Once the data is cleaned and encoded, I would **train a Decision Tree model**. This involves splitting the dataset into training and test sets to ensure unbiased evaluation, initializing the Decision Tree classifier, and fitting it on the training data. During training, the algorithm uses impurity measures such as Gini Impurity or Entropy to determine optimal splits and create a tree that separates patients into disease-positive or disease-negative groups.

After training, I would **tune the model’s hyperparameters** to optimize performance and prevent overfitting. Key parameters include `max_depth` (to limit the tree size), `min_samples_split` (to control the minimum number of samples required to split a node), and `min_samples_leaf` (to enforce a minimum number of samples at leaf nodes). Techniques like GridSearchCV or RandomizedSearchCV can systematically test combinations of these parameters and select the best set based on cross-validated accuracy or other metrics.
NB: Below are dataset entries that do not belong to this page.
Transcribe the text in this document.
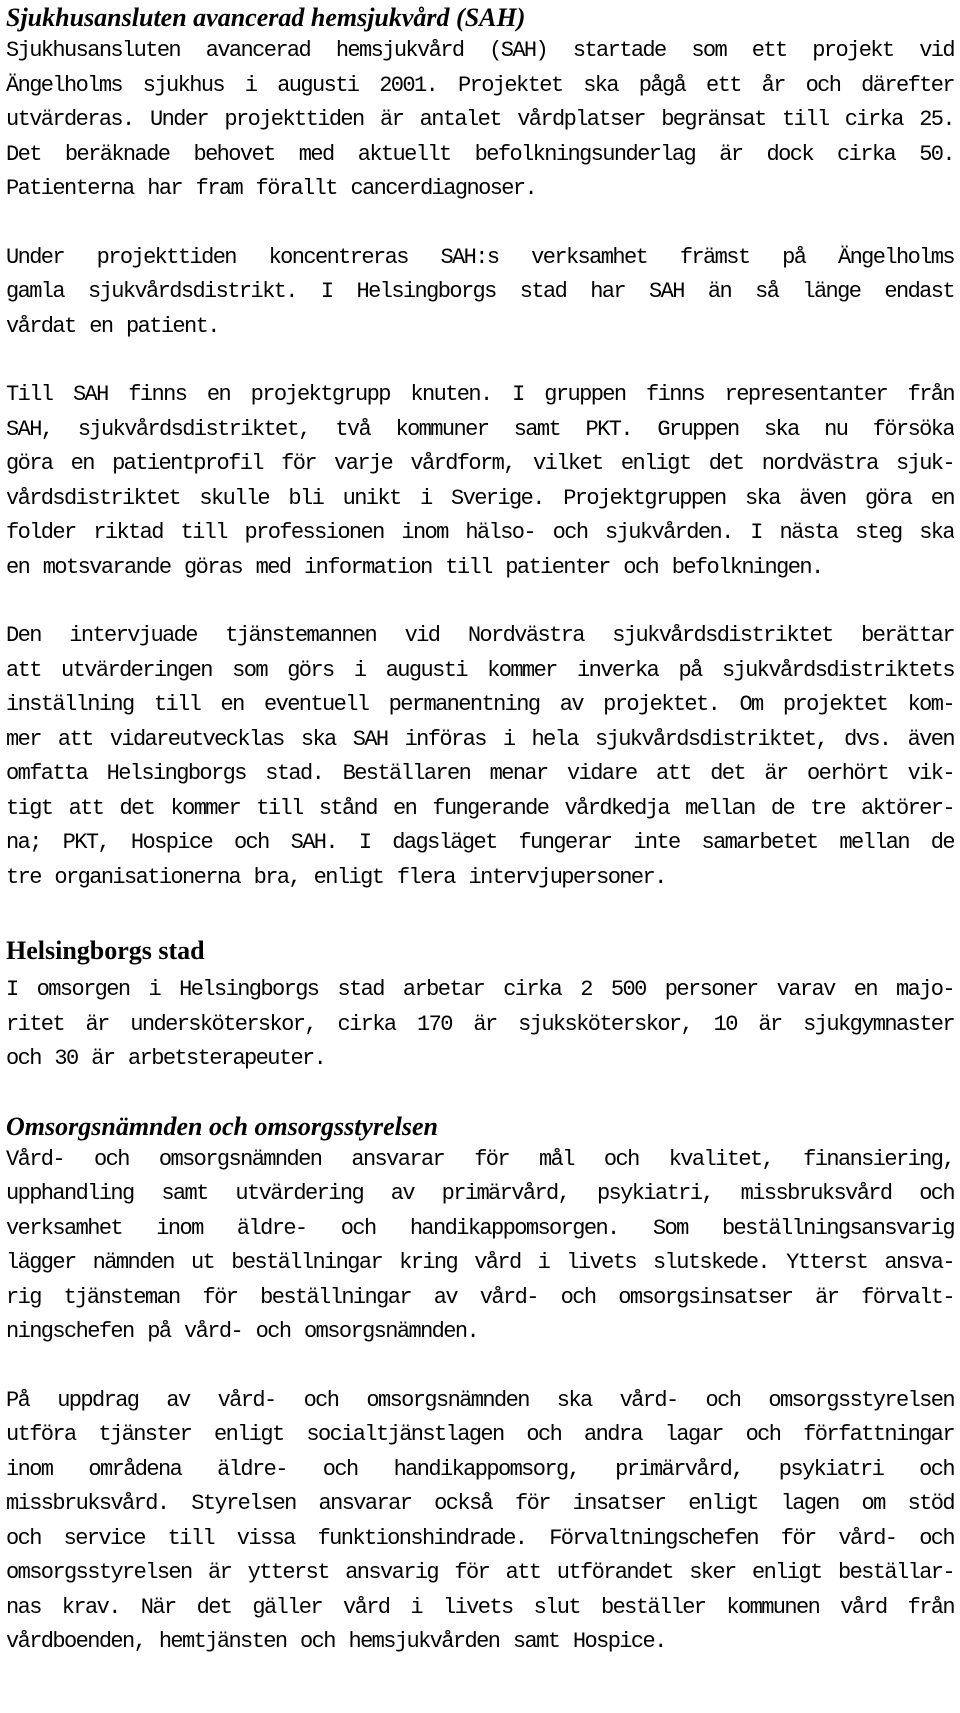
Sjukhusansluten avancerad hemsjukvård (SAH)
Sjukhusansluten avancerad hemsjukvård (SAH) startade som ett projekt vid
Ängelholms sjukhus i augusti 2001. Projektet ska pågå ett år och därefter
utvärderas. Under projekttiden är antalet vårdplatser begränsat till cirka 25.
Det beräknade behovet med aktuellt befolkningsunderlag är dock cirka 50.
Patienterna har fram förallt cancerdiagnoser.
Under projekttiden koncentreras SAH:s verksamhet främst på Ängelholms
gamla sjukvårdsdistrikt. I Helsingborgs stad har SAH än så länge endast
vårdat en patient.
Till SAH finns en projektgrupp knuten. I gruppen finns representanter från
SAH, sjukvårdsdistriktet, två kommuner samt PKT. Gruppen ska nu försöka
göra en patientprofil för varje vårdform, vilket enligt det nordvästra sjuk-
vårdsdistriktet skulle bli unikt i Sverige. Projektgruppen ska även göra en
folder riktad till professionen inom hälso- och sjukvården. I nästa steg ska
en motsvarande göras med information till patienter och befolkningen.
Den intervjuade tjänstemannen vid Nordvästra sjukvårdsdistriktet berättar
att utvärderingen som görs i augusti kommer inverka på sjukvårdsdistriktets
inställning till en eventuell permanentning av projektet. Om projektet kom-
mer att vidareutvecklas ska SAH införas i hela sjukvårdsdistriktet, dvs. även
omfatta Helsingborgs stad. Beställaren menar vidare att det är oerhört vik-
tigt att det kommer till stånd en fungerande vårdkedja mellan de tre aktörer-
na; PKT, Hospice och SAH. I dagsläget fungerar inte samarbetet mellan de
tre organisationerna bra, enligt flera intervjupersoner.
Helsingborgs stad
I omsorgen i Helsingborgs stad arbetar cirka 2 500 personer varav en majo-
ritet är undersköterskor, cirka 170 är sjuksköterskor, 10 är sjukgymnaster
och 30 är arbetsterapeuter.
Omsorgsnämnden och omsorgsstyrelsen
Vård- och omsorgsnämnden ansvarar för mål och kvalitet, finansiering,
upphandling samt utvärdering av primärvård, psykiatri, missbruksvård och
verksamhet inom äldre- och handikappomsorgen. Som beställningsansvarig
lägger nämnden ut beställningar kring vård i livets slutskede. Ytterst ansva-
rig tjänsteman för beställningar av vård- och omsorgsinsatser är förvalt-
ningschefen på vård- och omsorgsnämnden.
På uppdrag av vård- och omsorgsnämnden ska vård- och omsorgsstyrelsen
utföra tjänster enligt socialtjänstlagen och andra lagar och författningar
inom områdena äldre- och handikappomsorg, primärvård, psykiatri och
missbruksvård. Styrelsen ansvarar också för insatser enligt lagen om stöd
och service till vissa funktionshindrade. Förvaltningschefen för vård- och
omsorgsstyrelsen är ytterst ansvarig för att utförandet sker enligt beställar-
nas krav. När det gäller vård i livets slut beställer kommunen vård från
vårdboenden, hemtjänsten och hemsjukvården samt Hospice.
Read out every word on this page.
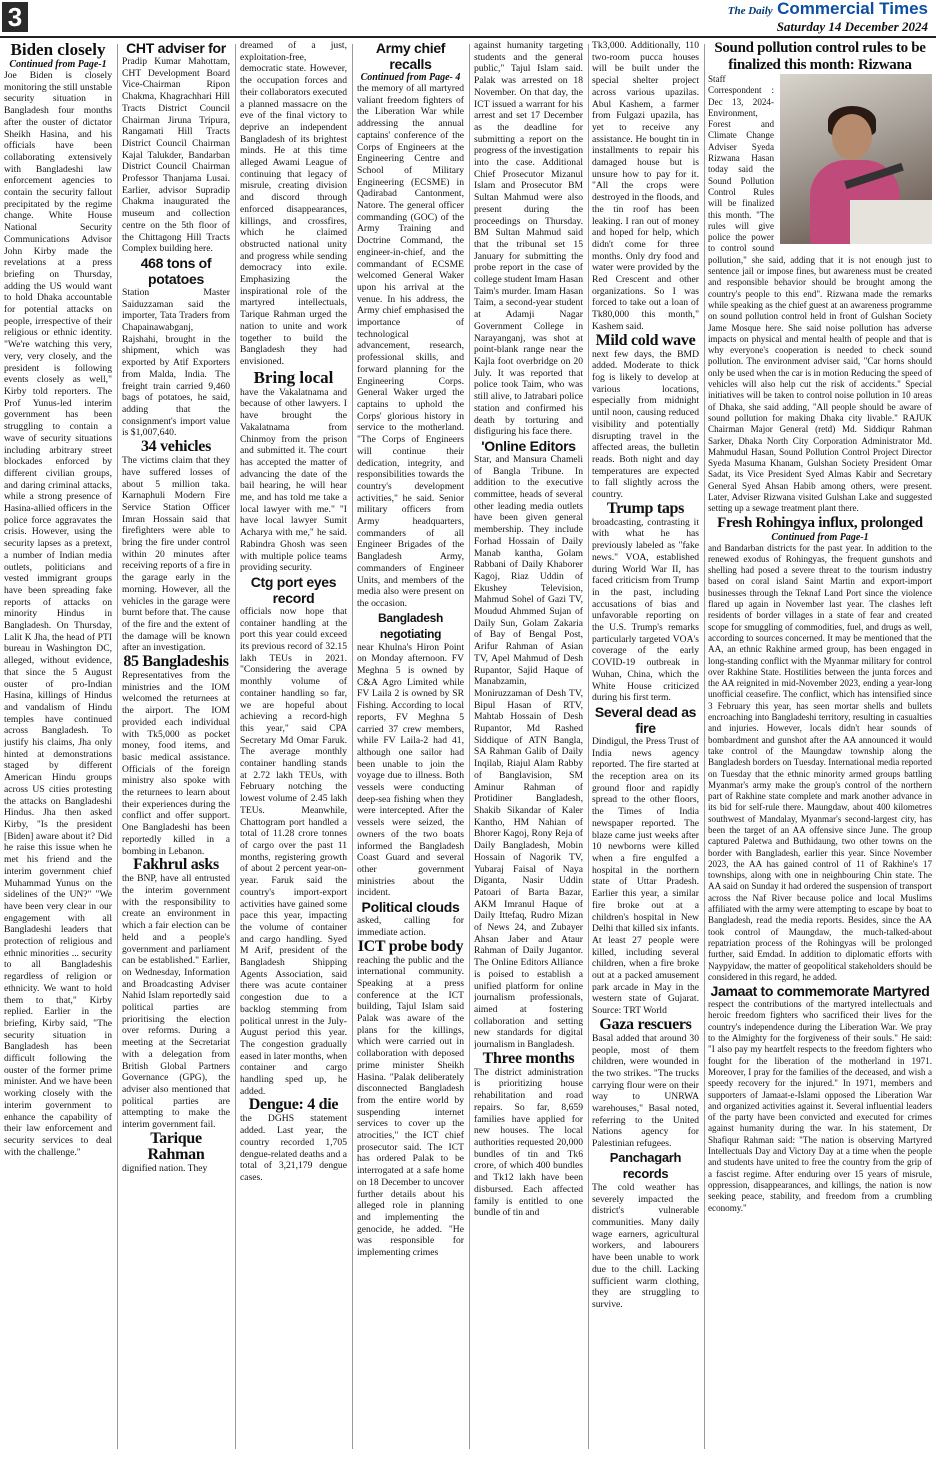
3	The Daily Commercial Times
Saturday 14 December 2024
Biden closely
Continued from Page-1

Joe Biden is closely monitoring the still unstable security situation in Bangladesh four months after the ouster of dictator Sheikh Hasina, and his officials have been collaborating extensively with Bangladeshi law enforcement agencies to contain the security fallout precipitated by the regime change. White House National Security Communications Advisor John Kirby made the revelations at a press briefing on Thursday, adding the US would want to hold Dhaka accountable for potential attacks on people, irrespective of their religious or ethnic identity. "We're watching this very, very, very closely, and the president is following events closely as well," Kirby told reporters. The Prof Yunus-led interim government has been struggling to contain a wave of security situations including arbitrary street blockades enforced by different civilian groups, and daring criminal attacks, while a strong presence of Hasina-allied officers in the police force aggravates the crisis. However, using the security lapses as a pretext, a number of Indian media outlets, politicians and vested immigrant groups have been spreading fake reports of attacks on minority Hindus in Bangladesh. On Thursday, Lalit K Jha, the head of PTI bureau in Washington DC, alleged, without evidence, that since the 5 August ouster of pro-Indian Hasina, killings of Hindus and vandalism of Hindu temples have continued across Bangladesh. To justify his claims, Jha only hinted at demonstrations staged by different American Hindu groups across US cities protesting the attacks on Bangladeshi Hindus. Jha then asked Kirby, "Is the president [Biden] aware about it? Did he raise this issue when he met his friend and the interim government chief Muhammad Yunus on the sidelines of the UN?" "We have been very clear in our engagement with all Bangladeshi leaders that protection of religious and ethnic minorities ... security to all Bangladeshis regardless of religion or ethnicity. We want to hold them to that," Kirby replied. Earlier in the briefing, Kirby said, "The security situation in Bangladesh has been difficult following the ouster of the former prime minister. And we have been working closely with the interim government to enhance the capability of their law enforcement and security services to deal with the challenge."

CHT adviser for

Pradip Kumar Mahottam, CHT Development Board Vice-Chairman Ripon Chakma, Khagrachhari Hill Tracts District Council Chairman Jiruna Tripura, Rangamati Hill Tracts District Council Chairman Kajal Talukder, Bandarban District Council Chairman Professor Thanjama Lusai. Earlier, advisor Supradip Chakma inaugurated the museum and collection centre on the 5th floor of the Chittagong Hill Tracts Complex building here.

468 tons of potatoes

Station Master Saiduzzaman said the importer, Tata Traders from Chapainawabganj, Rajshahi, brought in the shipment, which was exported by Atif Exporters from Malda, India. The freight train carried 9,460 bags of potatoes, he said, adding that the consignment's import value is $1,007,640.

34 vehicles

The victims claim that they have suffered losses of about 5 million taka. Karnaphuli Modern Fire Service Station Officer Imran Hossain said that firefighters were able to bring the fire under control within 20 minutes after receiving reports of a fire in the garage early in the morning. However, all the vehicles in the garage were burnt before that. The cause of the fire and the extent of the damage will be known after an investigation.

85 Bangladeshis

Representatives from the ministries and the IOM welcomed the returnees at the airport. The IOM provided each individual with Tk5,000 as pocket money, food items, and basic medical assistance. Officials of the foreign ministry also spoke with the returnees to learn about their experiences during the conflict and offer support. One Bangladeshi has been reportedly killed in a bombing in Lebanon.

Fakhrul asks

the BNP, have all entrusted the interim government with the responsibility to create an environment in which a fair election can be held and a people's government and parliament can be established." Earlier, on Wednesday, Information and Broadcasting Adviser Nahid Islam reportedly said political parties are prioritising the election over reforms. During a meeting at the Secretariat with a delegation from British Global Partners Governance (GPG), the adviser also mentioned that political parties are attempting to make the interim government fail.

Tarique Rahman

dignified nation. They

dreamed of a just, exploitation-free, democratic state. However, the occupation forces and their collaborators executed a planned massacre on the eve of the final victory to deprive an independent Bangladesh of its brightest minds. He at this time alleged Awami League of continuing that legacy of misrule, creating division and discord through enforced disappearances, killings, and crossfires, which he claimed obstructed national unity and progress while sending democracy into exile. Emphasizing the inspirational role of the martyred intellectuals, Tarique Rahman urged the nation to unite and work together to build the Bangladesh they had envisioned.

Bring local

have the Vakalatnama and because of other lawyers. I have brought the Vakalatnama from Chinmoy from the prison and submitted it. The court has accepted the matter of advancing the date of the bail hearing, he will hear me, and has told me take a local lawyer with me." "I have local lawyer Sumit Acharya with me," he said. Rabindra Ghosh was seen with multiple police teams providing security.

Ctg port eyes record

officials now hope that container handling at the port this year could exceed its previous record of 32.15 lakh TEUs in 2021. "Considering the average monthly volume of container handling so far, we are hopeful about achieving a record-high this year," said CPA Secretary Md Omar Faruk. The average monthly container handling stands at 2.72 lakh TEUs, with February notching the lowest volume of 2.45 lakh TEUs. Meanwhile, Chattogram port handled a total of 11.28 crore tonnes of cargo over the past 11 months, registering growth of about 2 percent year-on-year. Faruk said the country's import-export activities have gained some pace this year, impacting the volume of container and cargo handling. Syed M Arif, president of the Bangladesh Shipping Agents Association, said there was acute container congestion due to a backlog stemming from political unrest in the July-August period this year. The congestion gradually eased in later months, when container and cargo handling sped up, he added.

Dengue: 4 die

the DGHS statement added. Last year, the country recorded 1,705 dengue-related deaths and a total of 3,21,179 dengue cases.

Army chief recalls
Continued from Page- 4

the memory of all martyred valiant freedom fighters of the Liberation War while addressing the annual captains' conference of the Corps of Engineers at the Engineering Centre and School of Military Engineering (ECSME) in Qadirabad Cantonment, Natore. The general officer commanding (GOC) of the Army Training and Doctrine Command, the engineer-in-chief, and the commandant of ECSME welcomed General Waker upon his arrival at the venue. In his address, the Army chief emphasised the importance of technological advancement, research, professional skills, and forward planning for the Engineering Corps. General Waker urged the captains to uphold the Corps' glorious history in service to the motherland. "The Corps of Engineers will continue their dedication, integrity, and responsibilities towards the country's development activities," he said. Senior military officers from Army headquarters, commanders of all Engineer Brigades of the Bangladesh Army, commanders of Engineer Units, and members of the media also were present on the occasion.

Bangladesh negotiating

near Khulna's Hiron Point on Monday afternoon. FV Meghna 5 is owned by C&A Agro Limited while FV Laila 2 is owned by SR Fishing. According to local reports, FV Meghna 5 carried 37 crew members, while FV Laila-2 had 41, although one sailor had been unable to join the voyage due to illness. Both vessels were conducting deep-sea fishing when they were intercepted. After the vessels were seized, the owners of the two boats informed the Bangladesh Coast Guard and several other government ministries about the incident.

Political clouds

asked, calling for immediate action.

ICT probe body

reaching the public and the international community. Speaking at a press conference at the ICT building, Tajul Islam said Palak was aware of the plans for the killings, which were carried out in collaboration with deposed prime minister Sheikh Hasina. "Palak deliberately disconnected Bangladesh from the entire world by suspending internet services to cover up the atrocities," the ICT chief prosecutor said. The ICT has ordered Palak to be interrogated at a safe home on 18 December to uncover further details about his alleged role in planning and implementing the genocide, he added. "He was responsible for implementing crimes

against humanity targeting students and the general public," Tajul Islam said. Palak was arrested on 18 November. On that day, the ICT issued a warrant for his arrest and set 17 December as the deadline for submitting a report on the progress of the investigation into the case. Additional Chief Prosecutor Mizanul Islam and Prosecutor BM Sultan Mahmud were also present during the proceedings on Thursday. BM Sultan Mahmud said that the tribunal set 15 January for submitting the probe report in the case of college student Imam Hasan Taim's murder. Imam Hasan Taim, a second-year student at Adamji Nagar Government College in Narayanganj, was shot at point-blank range near the Kajla foot overbridge on 20 July. It was reported that police took Taim, who was still alive, to Jatrabari police station and confirmed his death by torturing and disfiguring his face there.

'Online Editors

Star, and Mansura Chameli of Bangla Tribune. In addition to the executive committee, heads of several other leading media outlets have been given general membership. They include Forhad Hossain of Daily Manab kantha, Golam Rabbani of Daily Khaborer Kagoj, Riaz Uddin of Ekushey Television, Mahmud Sohel of Gazi TV, Moudud Ahmmed Sujan of Daily Sun, Golam Zakaria of Bay of Bengal Post, Arifur Rahman of Asian TV, Apel Mahmud of Desh Rupantor, Sajid Haque of Manabzamin, Moniruzzaman of Desh TV, Bipul Hasan of RTV, Mahtab Hossain of Desh Rupantor, Md Rashed Siddique of ATN Bangla, SA Rahman Galib of Daily Inqilab, Riajul Alam Rabby of Banglavision, SM Aminur Rahman of Protidiner Bangladesh, Shakib Sikandar of Kaler Kantho, HM Nahian of Bhorer Kagoj, Rony Reja of Daily Bangladesh, Mobin Hossain of Nagorik TV, Yubaraj Faisal of Naya Diganta, Nasir Uddin Patoari of Barta Bazar, AKM Imranul Haque of Daily Ittefaq, Rudro Mizan of News 24, and Zubayer Ahsan Jaber and Ataur Rahman of Daily Jugantor. The Online Editors Alliance is poised to establish a unified platform for online journalism professionals, aimed at fostering collaboration and setting new standards for digital journalism in Bangladesh.

Three months

The district administration is prioritizing house rehabilitation and road repairs. So far, 8,659 families have applied for new houses. The local authorities requested 20,000 bundles of tin and Tk6 crore, of which 400 bundles and Tk12 lakh have been disbursed. Each affected family is entitled to one bundle of tin and

Tk3,000. Additionally, 110 two-room pucca houses will be built under the special shelter project across various upazilas. Abul Kashem, a farmer from Fulgazi upazila, has yet to receive any assistance. He bought tin in installments to repair his damaged house but is unsure how to pay for it. "All the crops were destroyed in the floods, and the tin roof has been leaking. I ran out of money and hoped for help, which didn't come for three months. Only dry food and water were provided by the Red Crescent and other organizations. So I was forced to take out a loan of Tk80,000 this month," Kashem said.

Mild cold wave

next few days, the BMD added. Moderate to thick fog is likely to develop at various locations, especially from midnight until noon, causing reduced visibility and potentially disrupting travel in the affected areas, the bulletin reads. Both night and day temperatures are expected to fall slightly across the country.

Trump taps

broadcasting, contrasting it with what he has previously labeled as "fake news." VOA, established during World War II, has faced criticism from Trump in the past, including accusations of bias and unfavorable reporting on the U.S. Trump's remarks particularly targeted VOA's coverage of the early COVID-19 outbreak in Wuhan, China, which the White House criticized during his first term.

Several dead as fire

Dindigul, the Press Trust of India news agency reported. The fire started at the reception area on its ground floor and rapidly spread to the other floors, the Times of India newspaper reported. The blaze came just weeks after 10 newborns were killed when a fire engulfed a hospital in the northern state of Uttar Pradesh. Earlier this year, a similar fire broke out at a children's hospital in New Delhi that killed six infants. At least 27 people were killed, including several children, when a fire broke out at a packed amusement park arcade in May in the western state of Gujarat. Source: TRT World

Gaza rescuers

Basal added that around 30 people, most of them children, were wounded in the two strikes. "The trucks carrying flour were on their way to UNRWA warehouses," Basal noted, referring to the United Nations agency for Palestinian refugees.

Panchagarh records

The cold weather has severely impacted the district's vulnerable communities. Many daily wage earners, agricultural workers, and labourers have been unable to work due to the chill. Lacking sufficient warm clothing, they are struggling to survive.

Sound pollution control rules to be finalized this month: Rizwana

Staff Correspondent : Dec 13, 2024- Environment, Forest and Climate Change Adviser Syeda Rizwana Hasan today said the Sound Pollution Control Rules will be finalized this month. "The rules will give police the power to control sound pollution," she said, adding that it is not enough just to sentence jail or impose fines, but awareness must be created and responsible behavior should be brought among the country's people to this end". Rizwana made the remarks while speaking as the chief guest at an awareness programme on sound pollution control held in front of Gulshan Society Jame Mosque here. She said noise pollution has adverse impacts on physical and mental health of people and that is why everyone's cooperation is needed to check sound pollution. The environment adviser said, "Car horns should only be used when the car is in motion Reducing the speed of vehicles will also help cut the risk of accidents." Special initiatives will be taken to control noise pollution in 10 areas of Dhaka, she said adding, "All people should be aware of sound pollution for making Dhaka city livable." RAJUK Chairman Major General (retd) Md. Siddiqur Rahman Sarker, Dhaka North City Corporation Administrator Md. Mahmudul Hasan, Sound Pollution Control Project Director Syeda Masuma Khanam, Gulshan Society President Omar Sadat, its Vice President Syed Almas Kabir and Secretary General Syed Ahsan Habib among others, were present. Later, Adviser Rizwana visited Gulshan Lake and suggested setting up a sewage treatment plant there.

Fresh Rohingya influx, prolonged
Continued from Page-1

and Bandarban districts for the past year. In addition to the renewed exodus of Rohingyas, the frequent gunshots and shelling had posed a severe threat to the tourism industry based on coral island Saint Martin and export-import businesses through the Teknaf Land Port since the violence flared up again in November last year. The clashes left residents of border villages in a state of fear and created scope for smuggling of commodities, fuel, and drugs as well, according to sources concerned. It may be mentioned that the AA, an ethnic Rakhine armed group, has been engaged in long-standing conflict with the Myanmar military for control over Rakhine State. Hostilities between the junta forces and the AA reignited in mid-November 2023, ending a year-long unofficial ceasefire. The conflict, which has intensified since 3 February this year, has seen mortar shells and bullets encroaching into Bangladeshi territory, resulting in casualties and injuries. However, locals didn't hear sounds of bombardment and gunshot after the AA announced it would take control of the Maungdaw township along the Bangladesh borders on Tuesday. International media reported on Tuesday that the ethnic minority armed groups battling Myanmar's army make the group's control of the northern part of Rakhine state complete and mark another advance in its bid for self-rule there. Maungdaw, about 400 kilometres southwest of Mandalay, Myanmar's second-largest city, has been the target of an AA offensive since June. The group captured Paletwa and Buthidaung, two other towns on the border with Bangladesh, earlier this year. Since November 2023, the AA has gained control of 11 of Rakhine's 17 townships, along with one in neighbouring Chin state. The AA said on Sunday it had ordered the suspension of transport across the Naf River because police and local Muslims affiliated with the army were attempting to escape by boat to Bangladesh, read the media reports. Besides, since the AA took control of Maungdaw, the much-talked-about repatriation process of the Rohingyas will be prolonged further, said Emdad. In addition to diplomatic efforts with Naypyidaw, the matter of geopolitical stakeholders should be considered in this regard, he added.

Jamaat to commemorate Martyred

respect the contributions of the martyred intellectuals and heroic freedom fighters who sacrificed their lives for the country's independence during the Liberation War. We pray to the Almighty for the forgiveness of their souls." He said: "I also pay my heartfelt respects to the freedom fighters who fought for the liberation of the motherland in 1971. Moreover, I pray for the families of the deceased, and wish a speedy recovery for the injured." In 1971, members and supporters of Jamaat-e-Islami opposed the Liberation War and organized activities against it. Several influential leaders of the party have been convicted and executed for crimes against humanity during the war. In his statement, Dr Shafiqur Rahman said: "The nation is observing Martyred Intellectuals Day and Victory Day at a time when the people and students have united to free the country from the grip of a fascist regime. After enduring over 15 years of misrule, oppression, disappearances, and killings, the nation is now seeking peace, stability, and freedom from a crumbling economy."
Finally, I would **evaluate the model’s performance** using the test set, focusing not only on accuracy but also on metrics relevant to healthcare, such as precision, recall, F1-score, and the area under the ROC curve (AUC). High recall is particularly important in disease prediction to minimize false negatives, ensuring patients with the disease are correctly identified. Feature importance analysis can also provide insights into which factors most strongly predict disease risk.

In a real-world healthcare setting, this model offers significant **business value**. It can assist clinicians in early disease detection, prioritize high-risk patients for further testing, reduce unnecessary diagnostic costs, and ultimately improve patient outcomes. Moreover, the insights derived from feature importance can inform preventive health strategies and guide resource allocation in hospitals or insurance companies, making the model both a predictive and strategic tool for healthcare decision-making.